Faith is scary and doesn't come easy but God has made us a promise and He never lies. Why do bad things happen? I don't know. But I do know that I would never lean on God if I never had a reason to.
I think you nailed it when you said, "You can't explain God, you can only experience Him." They always say, "Actions speak louder than words" which is why I feel it is so important to pray each day for God to fill me up with the Holy Spirit. I believe that if I focus on my inside being filled with God, anything that appears on the outside will reflect that (and that is an equally important type of ministry). I can always tell when I have forgotten to take a great big gulp of God - because I, along with others can see that through my responses. I believe that when we allow God to be within us, the reflection is so great that sometimes words are just not necessary! Great reminder for today!!! Denise R.
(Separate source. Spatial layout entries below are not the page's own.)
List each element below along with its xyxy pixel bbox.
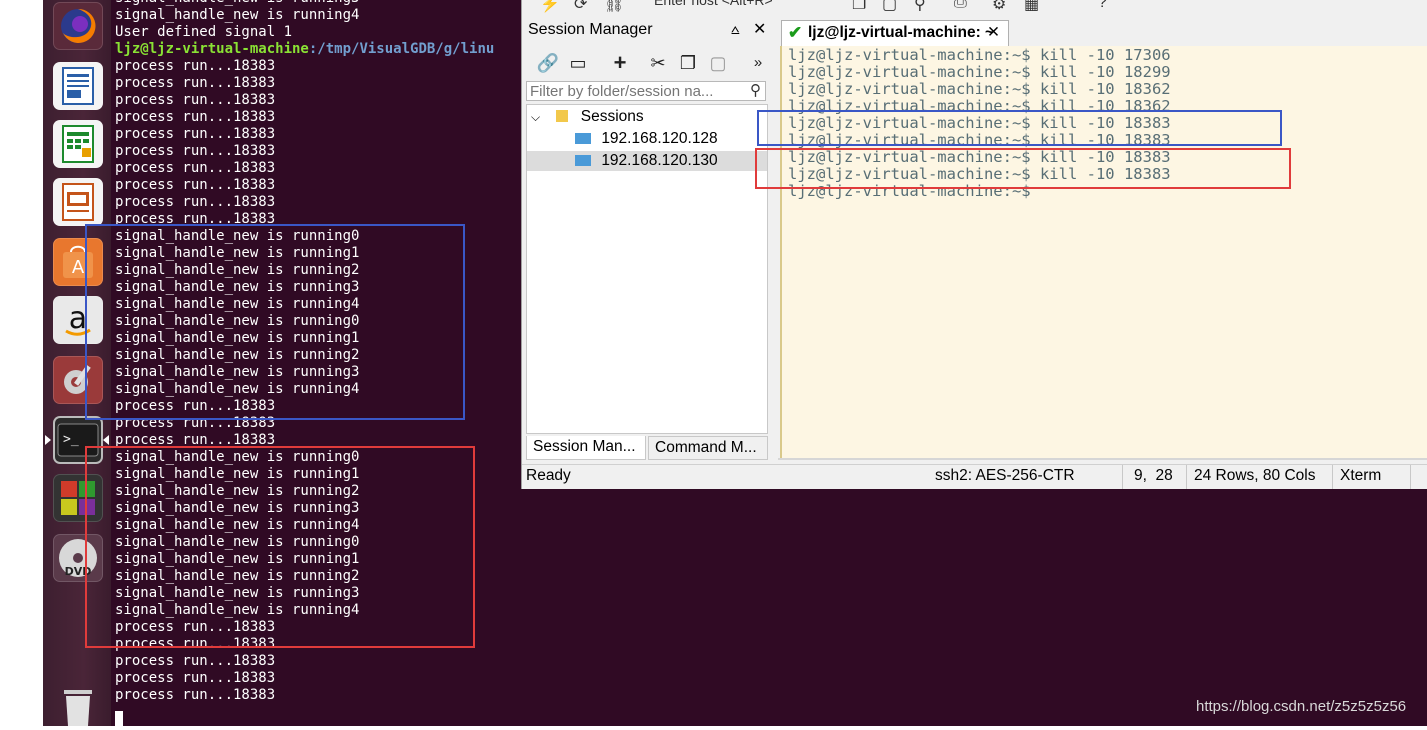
terminal-line: process run...18383 [115,126,276,142]
status-cursor-position: 9, 28 [1134,467,1173,484]
annotation-box-red-commands [755,148,1291,189]
print-icon[interactable]: ⎙ [954,0,967,12]
computer-icon [575,133,591,144]
terminal-line: process run...18383 [115,75,276,91]
trash-icon[interactable] [53,682,103,730]
terminal-line: process run...18383 [115,92,276,108]
paste-session-icon[interactable]: ▢ [706,52,730,74]
prompt-user: ljz@ljz-virtual-machine [115,41,309,57]
session-item-selected[interactable]: 192.168.120.130 [527,151,767,171]
writer-icon[interactable] [53,62,103,110]
tab-title: ljz@ljz-virtual-machine: ~ [808,24,995,41]
terminal-line: process run...18383 [115,58,276,74]
securecrt-terminal[interactable]: ljz@ljz-virtual-machine:~$ kill -10 1730… [780,46,1427,458]
terminal-line: process run...18383 [115,143,276,159]
folder-icon [556,110,569,122]
computer-icon [575,155,591,166]
securecrt-terminal-line: ljz@ljz-virtual-machine:~$ kill -10 1730… [788,46,1171,64]
terminal-cursor [115,711,123,726]
copy-icon[interactable]: ❐ [852,0,866,14]
svg-text:A: A [72,257,85,278]
add-session-icon[interactable]: + [608,52,632,74]
main-toolbar: ⚡ ⟳ ⛓ Enter host <Alt+R> ❐ ▢ ⚲ ⎙ ⚙ ▦ ? [522,0,1427,14]
status-separator [1410,465,1411,489]
session-manager-tabs: Session Man... Command M... [526,436,768,460]
securecrt-window: ⚡ ⟳ ⛓ Enter host <Alt+R> ❐ ▢ ⚲ ⎙ ⚙ ▦ ? S… [521,0,1427,489]
tab-session-manager[interactable]: Session Man... [526,436,646,460]
calc-icon[interactable] [53,120,103,168]
status-state: Ready [526,467,571,484]
session-tab-strip: ✔ ljz@ljz-virtual-machine: ~ ✕ [778,20,1427,46]
quick-connect-input[interactable]: Enter host <Alt+R> [654,0,773,8]
status-separator [1122,465,1123,489]
focus-indicator [103,435,109,445]
prompt-path: :/tmp/VisualGDB/g/linu [308,41,495,57]
terminal-line: process run...18383 [115,194,276,210]
active-indicator [45,435,51,445]
session-item[interactable]: 192.168.120.128 [575,129,765,149]
terminal-line: process run...18383 [115,687,276,703]
tab-close-icon[interactable]: ✕ [987,21,1000,45]
terminal-line: process run...18383 [115,160,276,176]
new-tab-icon[interactable]: ▭ [566,52,590,74]
tab-session-active[interactable]: ✔ ljz@ljz-virtual-machine: ~ ✕ [781,20,1009,46]
terminal-line: process run...18383 [115,177,276,193]
status-emulation: Xterm [1340,467,1382,484]
annotation-box-blue-output [85,224,465,420]
tab-command-manager[interactable]: Command M... [648,436,768,460]
terminal-line: ljz@ljz-virtual-machine:/tmp/VisualGDB/g… [115,41,494,58]
svg-text:>_: >_ [63,432,79,447]
pin-icon[interactable]: ⩟ [731,21,740,38]
keymap-icon[interactable]: ▦ [1024,0,1039,14]
connect-link-icon[interactable]: 🔗 [536,52,560,74]
paste-icon[interactable]: ▢ [882,0,897,14]
close-pane-icon[interactable]: ✕ [753,19,766,39]
terminal-line: signal_handle_new is running4 [115,7,360,23]
chevron-down-icon[interactable]: ⌵ [531,110,540,124]
annotation-box-blue-commands [757,110,1282,146]
link-icon[interactable]: ⛓ [604,0,624,14]
session-filter-field[interactable]: ⚲ [526,81,766,101]
session-label: 192.168.120.130 [601,152,718,169]
terminal-bottom-edge [778,458,1427,460]
help-icon[interactable]: ? [1098,0,1107,12]
find-icon[interactable]: ⚲ [914,0,926,14]
copy-session-icon[interactable]: ❐ [676,52,700,74]
connected-check-icon: ✔ [788,23,803,42]
annotation-box-red-output [85,446,475,648]
terminal-line: process run...18383 [115,670,276,686]
terminal-line: signal_handle_new is running3 [115,0,494,7]
terminal-line: process run...18383 [115,109,276,125]
lightning-icon[interactable]: ⚡ [540,0,560,14]
status-cipher: ssh2: AES-256-CTR [935,467,1075,484]
status-bar: Ready ssh2: AES-256-CTR 9, 28 24 Rows, 8… [522,464,1427,489]
sessions-folder-label: Sessions [580,108,644,125]
sessions-folder[interactable]: ⌵ Sessions [531,107,765,127]
session-tree: ⌵ Sessions 192.168.120.128 192.168.120.1… [526,104,768,434]
status-separator [1186,465,1187,489]
cut-icon[interactable]: ✂ [646,52,670,74]
status-terminal-size: 24 Rows, 80 Cols [1194,467,1316,484]
reconnect-icon[interactable]: ⟳ [574,0,587,14]
left-margin [0,0,43,726]
gear-icon[interactable]: ⚙ [992,0,1006,14]
securecrt-terminal-line: ljz@ljz-virtual-machine:~$ kill -10 1829… [788,63,1171,81]
session-filter-input[interactable] [527,82,740,100]
session-label: 192.168.120.128 [601,130,718,147]
terminal-line: process run...18383 [115,653,276,669]
watermark: https://blog.csdn.net/z5z5z5z56 [1196,698,1407,715]
session-manager-pane: Session Manager ⩟ ✕ 🔗 ▭ + ✂ ❐ ▢ » ⚲ ⌵ Se… [524,18,770,460]
firefox-icon[interactable] [53,2,103,50]
terminal-line: User defined signal 1 [115,24,293,40]
status-separator [1332,465,1333,489]
search-icon[interactable]: ⚲ [750,81,761,99]
securecrt-terminal-line: ljz@ljz-virtual-machine:~$ kill -10 1836… [788,80,1171,98]
session-manager-toolbar: 🔗 ▭ + ✂ ❐ ▢ » [524,48,770,78]
more-icon[interactable]: » [746,52,770,74]
session-manager-title: Session Manager [528,21,653,38]
impress-icon[interactable] [53,178,103,226]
The question that haunts all of us. The song "indescribable" always catches my attention. It reminds me of Job and God's conversation. After Job heard from God, he spoke less, not more. He put his hand over his mouth saying he spoke of things too great for him. I don't know if that means anything or not. But how are we then supposed to communicate to the world the indescribable God??? I'm right there with you friend. It befuzzles me too.
Wow, those are some pretty deep thoughts there, Tami. Ones that I have struggled with as well. I think the part about "experiencing God" is a big part of it. At one point, I had to come to the conclusion that if I could understand and explain God, he'd be much too small of a God for me. The things I can't understand about him are the things that make him God.
I know what you mean about talking to others. I'm learning to 1) just listen to others, not feel the need to have answers and 2) just be more open about what God's doing in my life. I hear you about the trite answers - it's so much more than that.